Everyone hates spam, and one of the main ways that people are fighting it is through the use of SpamAssassin. I’ve been using it for a while now and have Sieve detecting spam headers and moving them to my Junk folder.

The Problem

Dealing with spam that went unrecognized has been more of a manual process. Every once in a while, I’d have to segregate all of my useful mail from the spam and run “sa-learn” on my the leftovers. This isn’t horrible, because I tend to shell into my server fairly frequently, but I really prefer to have menial tasks like this automated.

A solution

First of all, I created a folder in my mailbox called “Unrecognized Spam”. The name isn’t important, really. It just needs to be a place to file away all of those messages that SpamAssassin didn’t catch on the way in.
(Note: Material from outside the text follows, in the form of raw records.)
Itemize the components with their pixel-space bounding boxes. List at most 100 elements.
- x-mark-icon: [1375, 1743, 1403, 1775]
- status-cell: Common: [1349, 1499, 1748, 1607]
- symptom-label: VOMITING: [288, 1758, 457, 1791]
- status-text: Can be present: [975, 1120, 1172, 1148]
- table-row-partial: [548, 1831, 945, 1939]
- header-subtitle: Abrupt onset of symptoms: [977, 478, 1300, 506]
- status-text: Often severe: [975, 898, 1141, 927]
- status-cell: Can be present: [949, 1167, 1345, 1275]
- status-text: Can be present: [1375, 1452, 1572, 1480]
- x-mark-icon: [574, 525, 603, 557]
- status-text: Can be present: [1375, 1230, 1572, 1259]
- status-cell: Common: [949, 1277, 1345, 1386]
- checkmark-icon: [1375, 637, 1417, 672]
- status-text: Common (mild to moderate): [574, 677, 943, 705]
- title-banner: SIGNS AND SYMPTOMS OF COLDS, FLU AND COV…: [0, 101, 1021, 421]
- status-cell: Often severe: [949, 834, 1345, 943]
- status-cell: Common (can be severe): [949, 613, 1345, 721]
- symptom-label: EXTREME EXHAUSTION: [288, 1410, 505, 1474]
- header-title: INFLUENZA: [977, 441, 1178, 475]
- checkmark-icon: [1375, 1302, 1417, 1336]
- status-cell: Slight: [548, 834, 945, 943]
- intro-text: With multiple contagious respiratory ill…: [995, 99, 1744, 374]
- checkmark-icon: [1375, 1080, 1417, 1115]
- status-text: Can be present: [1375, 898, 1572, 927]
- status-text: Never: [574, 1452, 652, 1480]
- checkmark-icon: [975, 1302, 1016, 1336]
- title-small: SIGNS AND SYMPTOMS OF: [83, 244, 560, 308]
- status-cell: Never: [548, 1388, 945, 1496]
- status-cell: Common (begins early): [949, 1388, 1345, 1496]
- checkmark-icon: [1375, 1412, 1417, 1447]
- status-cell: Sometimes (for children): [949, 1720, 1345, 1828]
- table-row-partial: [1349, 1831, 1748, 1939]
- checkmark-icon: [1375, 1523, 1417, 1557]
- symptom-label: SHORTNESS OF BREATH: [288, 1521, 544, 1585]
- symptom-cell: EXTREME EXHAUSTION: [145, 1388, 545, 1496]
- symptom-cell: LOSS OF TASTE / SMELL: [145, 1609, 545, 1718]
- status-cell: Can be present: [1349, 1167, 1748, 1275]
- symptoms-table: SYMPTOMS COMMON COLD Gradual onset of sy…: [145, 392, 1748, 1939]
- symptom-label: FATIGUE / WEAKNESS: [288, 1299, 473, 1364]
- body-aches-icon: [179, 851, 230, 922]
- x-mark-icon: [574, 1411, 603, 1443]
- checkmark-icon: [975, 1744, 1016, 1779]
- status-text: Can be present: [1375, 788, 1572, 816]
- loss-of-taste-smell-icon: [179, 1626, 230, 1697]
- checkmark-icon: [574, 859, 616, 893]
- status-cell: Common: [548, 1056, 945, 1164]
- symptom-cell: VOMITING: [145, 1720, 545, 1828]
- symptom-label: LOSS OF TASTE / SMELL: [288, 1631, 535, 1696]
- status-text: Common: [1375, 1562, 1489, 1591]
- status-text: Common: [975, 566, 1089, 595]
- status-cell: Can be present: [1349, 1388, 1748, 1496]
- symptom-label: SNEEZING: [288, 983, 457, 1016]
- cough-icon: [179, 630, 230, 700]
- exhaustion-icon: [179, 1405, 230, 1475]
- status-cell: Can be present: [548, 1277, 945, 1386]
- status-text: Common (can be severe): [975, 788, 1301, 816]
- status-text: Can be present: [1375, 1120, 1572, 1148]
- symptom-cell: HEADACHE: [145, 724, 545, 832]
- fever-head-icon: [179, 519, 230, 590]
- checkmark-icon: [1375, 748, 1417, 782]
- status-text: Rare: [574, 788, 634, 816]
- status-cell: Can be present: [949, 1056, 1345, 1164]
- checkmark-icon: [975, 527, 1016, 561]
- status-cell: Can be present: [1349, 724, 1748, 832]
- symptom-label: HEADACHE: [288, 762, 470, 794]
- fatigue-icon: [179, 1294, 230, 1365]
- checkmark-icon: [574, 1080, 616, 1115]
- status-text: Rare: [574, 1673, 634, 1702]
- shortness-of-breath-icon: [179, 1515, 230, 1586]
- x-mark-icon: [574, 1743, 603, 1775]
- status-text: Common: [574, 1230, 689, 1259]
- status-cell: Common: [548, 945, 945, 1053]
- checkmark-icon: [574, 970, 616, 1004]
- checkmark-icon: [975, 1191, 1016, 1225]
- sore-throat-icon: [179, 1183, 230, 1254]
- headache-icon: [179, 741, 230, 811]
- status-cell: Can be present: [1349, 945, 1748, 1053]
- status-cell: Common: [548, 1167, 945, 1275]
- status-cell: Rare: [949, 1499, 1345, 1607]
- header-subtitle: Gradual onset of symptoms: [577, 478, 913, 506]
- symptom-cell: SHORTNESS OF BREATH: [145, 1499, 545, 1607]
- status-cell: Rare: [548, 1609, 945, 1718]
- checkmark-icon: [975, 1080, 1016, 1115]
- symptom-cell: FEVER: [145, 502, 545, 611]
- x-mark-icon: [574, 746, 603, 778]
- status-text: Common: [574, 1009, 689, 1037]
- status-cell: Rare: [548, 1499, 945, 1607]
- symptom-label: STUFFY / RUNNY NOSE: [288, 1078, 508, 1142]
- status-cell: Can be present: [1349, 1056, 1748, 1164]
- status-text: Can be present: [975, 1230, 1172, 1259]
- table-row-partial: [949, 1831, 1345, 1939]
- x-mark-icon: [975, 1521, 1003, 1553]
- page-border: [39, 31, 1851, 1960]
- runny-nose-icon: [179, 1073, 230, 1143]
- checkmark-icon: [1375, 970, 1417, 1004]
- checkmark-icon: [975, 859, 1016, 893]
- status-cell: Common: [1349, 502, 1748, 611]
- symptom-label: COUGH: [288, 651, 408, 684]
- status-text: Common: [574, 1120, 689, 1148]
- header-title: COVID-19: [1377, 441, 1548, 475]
Once that was done, I wrote a very simple little script, which I dropped in /etc/cron.daily/:

#!/bin/bash
 
SPAM_DIR="/home/bshacklett/Maildir/Unrecognized Spam/cur"
 
cd "$SPAM_DIR"
sa-learn --spam .;
rm *

Nasty, I know, but it did the job. All I had to do when I got spam that went unnoticed by SpamAssassin was drag it into my “Unrecognized Spam folder” and it would be learned and gone within 24 hours. Of course, I was also getting mail from the cron daemon complaining when there weren’t any emails to learn from or delete.

Improvements

So, this morning I had a little spare time, so I decided to improve on the script a bit:

#!/bin/bash
 
# Constants
SPAM_PATH="Maildir/.Unrecognized Spam/cur";
 
# Find all of the directories directly under /home/
homeDirectories=(`find /home/ -maxdepth 1 -mindepth 1 -type d`);
 
# Loop through the found directories and check for spam
for homeDirectory in ${homeDirectories[*]}
do
    fullSpamPath=${homeDirectory}|>/${SPAM_PATH}|>;
 
    #Check if the spam directory exists under this home directory
    if [ -d  "${fullSpamPath}" ]; then
 
        # Check if there is mail under the spam directory
        if [ "$( ls -A "${fullSpamPath}|>" )" ]; then
            sa-learn --spam "$fullSpamPath";
            rm "${fullSpammPath}/"*;
        fi
    fi
 
done

Now I know I’m not a great shell scripter, but this is working pretty well. It basically scans all of the home directories and looks for the “Unrecognized Spam” directory under each one. If it finds it, it will test to make sure that there are emails in the folder, then learn them and remove them.

Caveats

  • This isn’t going to scale all that well. I’m guessing it would be fine for 200 users or less, as it runs at night, but it would need some tweaking for anything more.
  • As it is, this requires that your mail be stored in the Maildir format. I know that sa-learn can work with mBox stores, but I’m not sure how you’d target it effectively.